Esta semana a pauta esteve principalmente na reunião das Nações Unidas, mas também ocupou espaço a votação da ‘blindagem’ no Senado após a Câmara dos Deputados, com a natural falta de vergonha na cara que acompanha ampla maioria dos deputados federais brasileiros, ter aprovado um projeto que livrava de julgamentos deputados e senadores corruptos.
Uma pequena mobilização da sociedade mostrou aos senadores que aprovar a ‘blindagem’ era entrar numa fria e por unanimidade estes resolveram arquivar o projeto de lei que a Câmara havia aprovado na semana passada. Porém, não acreditem que foi por um acesso de honestidade que os senadores assim agiram. Para quem ainda não sabe, cabe lembrar que, dos três senadores de cada estado brasileiro, dois serão substituídos nas eleições do próximo ano, salvo se conseguirem se reeleger. Pequena mobilização nas ruas, mas ampla nas pesquisas de opinião e nas chamadas ‘redes sociais’.
No popular, o Senado disse para a Câmara dos Deputados que ‘não somos corruptos como vocês, não precisamos de blindagem’. Não é bem assim, mas até parece que é.
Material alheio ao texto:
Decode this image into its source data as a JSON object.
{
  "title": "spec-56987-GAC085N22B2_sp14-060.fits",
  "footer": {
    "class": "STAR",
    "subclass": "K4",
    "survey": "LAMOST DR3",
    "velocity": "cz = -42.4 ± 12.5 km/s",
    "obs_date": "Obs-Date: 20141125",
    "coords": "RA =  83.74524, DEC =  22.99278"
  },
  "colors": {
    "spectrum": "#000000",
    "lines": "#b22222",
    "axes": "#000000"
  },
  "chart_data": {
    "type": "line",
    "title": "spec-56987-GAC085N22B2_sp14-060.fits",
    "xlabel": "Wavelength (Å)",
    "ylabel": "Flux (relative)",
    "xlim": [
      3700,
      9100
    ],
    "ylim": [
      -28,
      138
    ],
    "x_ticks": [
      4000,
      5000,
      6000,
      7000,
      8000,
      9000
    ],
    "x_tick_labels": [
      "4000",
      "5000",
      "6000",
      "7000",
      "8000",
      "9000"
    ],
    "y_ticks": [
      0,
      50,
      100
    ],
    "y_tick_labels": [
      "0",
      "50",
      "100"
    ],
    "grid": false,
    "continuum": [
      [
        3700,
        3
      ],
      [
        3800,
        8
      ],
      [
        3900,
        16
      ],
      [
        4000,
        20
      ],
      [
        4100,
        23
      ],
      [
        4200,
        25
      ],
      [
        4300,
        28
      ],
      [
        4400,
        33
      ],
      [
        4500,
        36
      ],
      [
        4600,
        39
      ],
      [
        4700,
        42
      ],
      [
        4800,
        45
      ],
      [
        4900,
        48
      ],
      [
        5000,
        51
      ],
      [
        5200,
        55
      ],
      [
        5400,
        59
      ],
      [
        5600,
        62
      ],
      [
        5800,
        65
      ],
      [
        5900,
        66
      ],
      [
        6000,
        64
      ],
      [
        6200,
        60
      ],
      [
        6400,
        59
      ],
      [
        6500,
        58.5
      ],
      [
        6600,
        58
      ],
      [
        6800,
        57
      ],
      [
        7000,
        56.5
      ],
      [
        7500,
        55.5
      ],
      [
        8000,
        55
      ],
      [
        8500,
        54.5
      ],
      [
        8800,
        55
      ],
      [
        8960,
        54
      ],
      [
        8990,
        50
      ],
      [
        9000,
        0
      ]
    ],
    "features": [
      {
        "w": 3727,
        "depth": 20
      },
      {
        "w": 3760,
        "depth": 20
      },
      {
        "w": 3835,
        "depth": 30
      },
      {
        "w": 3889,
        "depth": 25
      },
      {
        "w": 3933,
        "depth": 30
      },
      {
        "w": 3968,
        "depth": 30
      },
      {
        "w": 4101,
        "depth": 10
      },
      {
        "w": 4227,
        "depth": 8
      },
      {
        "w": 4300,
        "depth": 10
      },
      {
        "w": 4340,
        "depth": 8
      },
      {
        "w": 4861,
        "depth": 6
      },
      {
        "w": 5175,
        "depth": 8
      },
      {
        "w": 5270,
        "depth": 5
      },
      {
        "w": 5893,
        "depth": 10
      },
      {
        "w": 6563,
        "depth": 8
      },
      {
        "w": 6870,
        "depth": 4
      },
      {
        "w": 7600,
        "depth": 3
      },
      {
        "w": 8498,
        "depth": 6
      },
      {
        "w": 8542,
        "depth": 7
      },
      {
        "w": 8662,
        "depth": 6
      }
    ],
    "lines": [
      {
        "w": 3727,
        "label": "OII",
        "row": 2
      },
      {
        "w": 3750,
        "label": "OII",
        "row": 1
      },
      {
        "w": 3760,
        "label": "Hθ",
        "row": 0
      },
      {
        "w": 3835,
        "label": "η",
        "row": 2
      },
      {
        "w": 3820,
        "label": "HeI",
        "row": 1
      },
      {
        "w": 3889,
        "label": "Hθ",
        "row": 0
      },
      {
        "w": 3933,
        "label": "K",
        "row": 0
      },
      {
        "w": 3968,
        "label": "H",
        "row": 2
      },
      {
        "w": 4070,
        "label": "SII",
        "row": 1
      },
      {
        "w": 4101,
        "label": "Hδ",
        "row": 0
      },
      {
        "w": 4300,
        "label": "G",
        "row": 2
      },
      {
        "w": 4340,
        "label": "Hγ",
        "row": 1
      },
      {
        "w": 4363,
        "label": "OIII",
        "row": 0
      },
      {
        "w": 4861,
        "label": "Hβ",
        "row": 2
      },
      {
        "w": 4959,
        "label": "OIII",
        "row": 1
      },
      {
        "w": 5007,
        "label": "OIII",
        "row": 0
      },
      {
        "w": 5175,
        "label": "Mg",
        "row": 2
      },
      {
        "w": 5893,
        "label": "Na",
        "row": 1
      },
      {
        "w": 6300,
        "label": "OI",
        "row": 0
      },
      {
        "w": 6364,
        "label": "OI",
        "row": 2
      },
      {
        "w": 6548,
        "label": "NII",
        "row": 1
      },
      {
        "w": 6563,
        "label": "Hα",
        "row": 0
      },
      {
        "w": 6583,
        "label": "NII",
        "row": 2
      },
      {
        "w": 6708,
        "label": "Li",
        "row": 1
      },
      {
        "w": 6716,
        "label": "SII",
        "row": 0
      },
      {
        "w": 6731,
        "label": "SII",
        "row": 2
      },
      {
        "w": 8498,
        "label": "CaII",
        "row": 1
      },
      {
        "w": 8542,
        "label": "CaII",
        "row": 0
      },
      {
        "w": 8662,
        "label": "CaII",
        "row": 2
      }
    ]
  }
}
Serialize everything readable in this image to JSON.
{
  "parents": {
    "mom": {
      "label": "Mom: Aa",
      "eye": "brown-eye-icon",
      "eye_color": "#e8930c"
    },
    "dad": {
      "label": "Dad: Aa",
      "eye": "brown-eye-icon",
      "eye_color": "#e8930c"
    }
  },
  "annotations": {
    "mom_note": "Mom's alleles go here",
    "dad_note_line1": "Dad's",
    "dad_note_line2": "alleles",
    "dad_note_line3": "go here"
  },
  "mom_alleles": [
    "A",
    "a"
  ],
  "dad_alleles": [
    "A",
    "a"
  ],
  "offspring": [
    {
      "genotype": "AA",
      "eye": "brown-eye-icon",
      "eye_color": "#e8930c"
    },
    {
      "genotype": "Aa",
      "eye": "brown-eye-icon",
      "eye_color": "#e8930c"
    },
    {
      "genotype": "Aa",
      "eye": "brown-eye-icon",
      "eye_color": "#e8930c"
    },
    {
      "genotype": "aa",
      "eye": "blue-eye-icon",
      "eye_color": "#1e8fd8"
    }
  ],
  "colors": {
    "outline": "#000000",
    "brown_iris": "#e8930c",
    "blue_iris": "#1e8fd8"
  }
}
Foi um atropelo. Uma bordoada na orelha. Os deputados ainda estão tentando entender. Já nem sabem mais o que votar na tal ‘anistia’ porque acreditam que vão levar outro choque no Senado. Não há dúvidas que enfrentar a opinião da maioria da sociedade é um tema mais ‘sensível’ no Senado que na Câmara. Tudo, é claro, em razão das eleições no próximo ano.
Nações Unidas hoje é quase uma fantasia, talvez completamente.
Provavelmente, a Câmara dos Deputados vai reduzir a pressa que tinha para votar o projeto da anistia ou de redução de penas. Como sabido, havia um projeto bem mais articulado no Senado que os deputados resolveram atropelar. Os senadores não gostaram de tamanha falta de consideração.
Enquanto as coisas locais vão se acomodando, nas Nações Unidas algumas coisas me parecem interessantes. Nações Unidas hoje é quase uma fantasia, talvez completamente.
Trump usou o triplo do tempo que tinha para ficar mentindo sem nenhuma vergonha, como sempre. Mas este é um caso perdido. Dia desses, Trump pediu pena de morte para quem matou um ativista aliado dele. Quem ousou festejar entrou em desgraça (é claro que é uma idiotice desumanizada festejar o assassinato de alguém). Mas Trump festeja toda semana os assassinatos de venezuelanos que nem foram presos, nem julgados, nos mares próximos da Venezuela: três barcos, 14 mortos. Traficantes, assunto encerrado. A Venezuela diz que eram pescadores e o procurador-geral da Venezuela pediu às Nações Unidas a investigação dos episódios.
Trump diz que em oito meses acabou com sete guerras. Os grandes jornais americanos mostram que nenhuma acabou graças à intervenção dele.
Sobrou uma reunião entre Trump e Lula nos próximos dias. Inesperada! Lula diz que será uma reunião entre dois homens de 80 anos, como se isso fosse garantia de alguma coisa. Esta semana Trump colocou na Casa Branca, na galeria dos presidentes, a foto de um equipamento de assinatura automática no lugar da foto do ex-presidente Joe Biden, que venceu Trump na única eleição nas quais os dois concorreram. Coisa de adolescente ‘sem noção’ do Texas. Melhor Lula tomar cuidado. Mas Lula é muito ligeiro, provavelmente não vai ter problemas.